Wednesday, September 11, 2013

Loren Eiseley: the unpredictable, pt. 3

"A few years ago I chanced to write a book in which I had expressed some personal views and feelings upon birds, bones, spiders, and time,  all subjects with which I had some degree of acquaintance.  Scarcely had the work been published when I was sought out in my office by a serious young colleague.  With utter and devastating confidence he had paid me a call in order to correct my deviations and to lead me back to the proper road of scholarship. He pointed out to me the time I had wasted--time which could have been more properly expended upon my own field of scientific investigation.  The young man's view of science was a narrow one, but it illustrates a conviction all too common today:  namely, that the authority of science is absolute.

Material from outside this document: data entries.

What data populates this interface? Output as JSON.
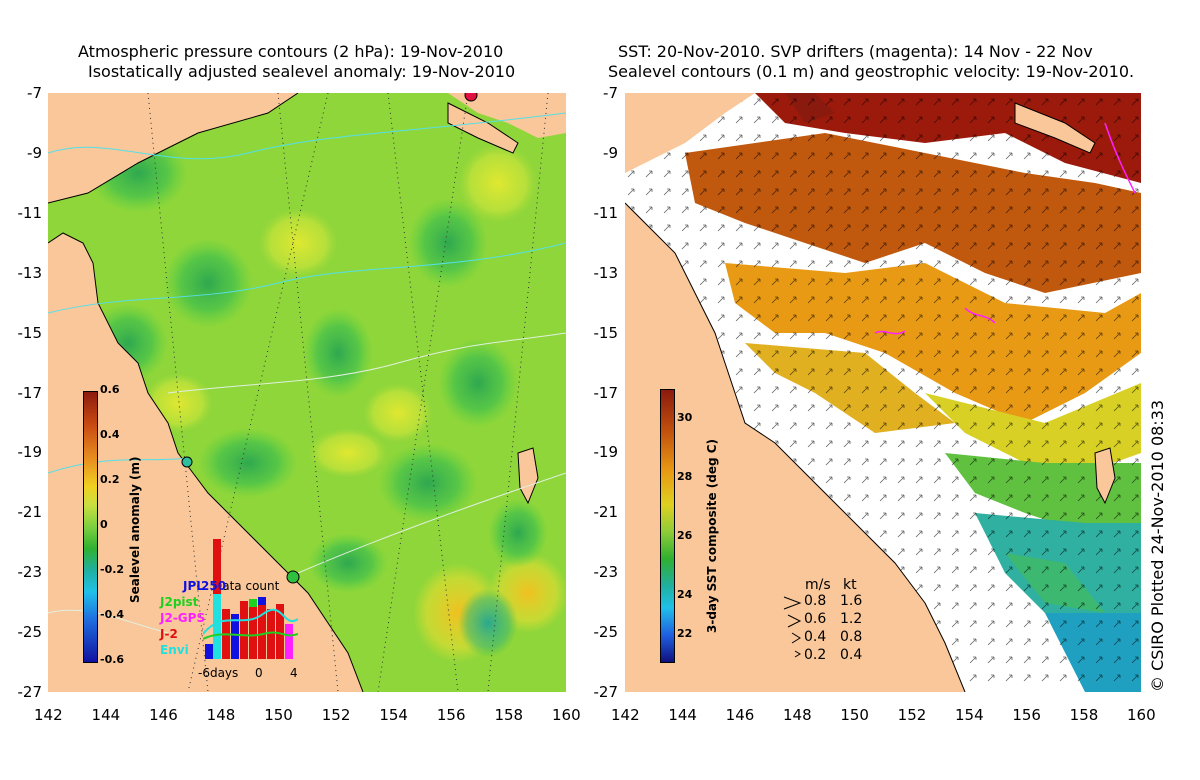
{
  "left_panel": {
    "title_line1": "Atmospheric pressure contours (2 hPa): 19-Nov-2010",
    "title_line2": "Isostatically adjusted sealevel anomaly: 19-Nov-2010",
    "colorbar": {
      "label": "Sealevel anomaly (m)",
      "ticks": [
        "0.6",
        "0.4",
        "0.2",
        "0",
        "-0.2",
        "-0.4",
        "-0.6"
      ]
    },
    "inset": {
      "title": "Data count",
      "count": "250",
      "sources": [
        {
          "name": "JPL",
          "color": "#1010e0"
        },
        {
          "name": "J2pist",
          "color": "#20d020"
        },
        {
          "name": "J2-GPS",
          "color": "#ff20ff"
        },
        {
          "name": "J-2",
          "color": "#e01010"
        },
        {
          "name": "Envi",
          "color": "#20e0e0"
        }
      ],
      "xticks": [
        "-6days",
        "0",
        "4"
      ]
    }
  },
  "right_panel": {
    "title_line1": "SST: 20-Nov-2010. SVP drifters (magenta): 14 Nov - 22 Nov",
    "title_line2": "Sealevel contours (0.1 m) and geostrophic velocity: 19-Nov-2010.",
    "colorbar": {
      "label": "3-day SST composite (deg C)",
      "ticks": [
        "30",
        "28",
        "26",
        "24",
        "22"
      ]
    },
    "vector_legend": {
      "header_ms": "m/s",
      "header_kt": "kt",
      "rows": [
        {
          "ms": "0.8",
          "kt": "1.6"
        },
        {
          "ms": "0.6",
          "kt": "1.2"
        },
        {
          "ms": "0.4",
          "kt": "0.8"
        },
        {
          "ms": "0.2",
          "kt": "0.4"
        }
      ]
    }
  },
  "axes": {
    "lat_ticks": [
      "-7",
      "-9",
      "-11",
      "-13",
      "-15",
      "-17",
      "-19",
      "-21",
      "-23",
      "-25",
      "-27"
    ],
    "lon_ticks": [
      "142",
      "144",
      "146",
      "148",
      "150",
      "152",
      "154",
      "156",
      "158",
      "160"
    ]
  },
  "credit": "© CSIRO Plotted 24-Nov-2010 08:33",
  "colors": {
    "land": "#f9c79a",
    "white": "#ffffff"
  }
}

To those who have substituted authoritarian science for authoritarian religion, individual thought is worthless unless it is the symbol for a reality which can be seen, tasted, felt, or thought about by everyone else.  Such men adhere to a dogma as rigidly as men of fanatical religiosity.  They reject the world of the personal, the happy world of open, playful, or aspiring thought."

-- Loren Eiseley --
from The Night Country

I am not launching an attack on science, nor is Loren Eiseley.  Science is one of several methods humans use to understand their environment and their place in the universe.  Science is not perfect nor are scientists superior thinkers.  They are expert in their field of research, but even there one finds disagreements among the researchers with considerable expertise and knowledge.  Science can tell us how things came about and how to do many interesting or curious things, but it can't tell us if we should and why we should do these things.  Science showed us how to build an atomic bomb or how to create chemical weapons, but science can't tell us if we should build that bomb or develop those weapons.

The answer to a "why" question  requires a different mind set, a different knowledge, a different perspective that can't be tested, tasted, felt, or measured.  It requires a way of thinking that combines a knowledge of the human past, present, and projections into the future.  Should we build an atomic bomb?  What are the consequences of creating such a weapon?  Once something is created, its very existence seems to promote its use.  That's the next question:  should we use it?  Why?  How? When? Science can not be expected to provide the answer to these all important questions.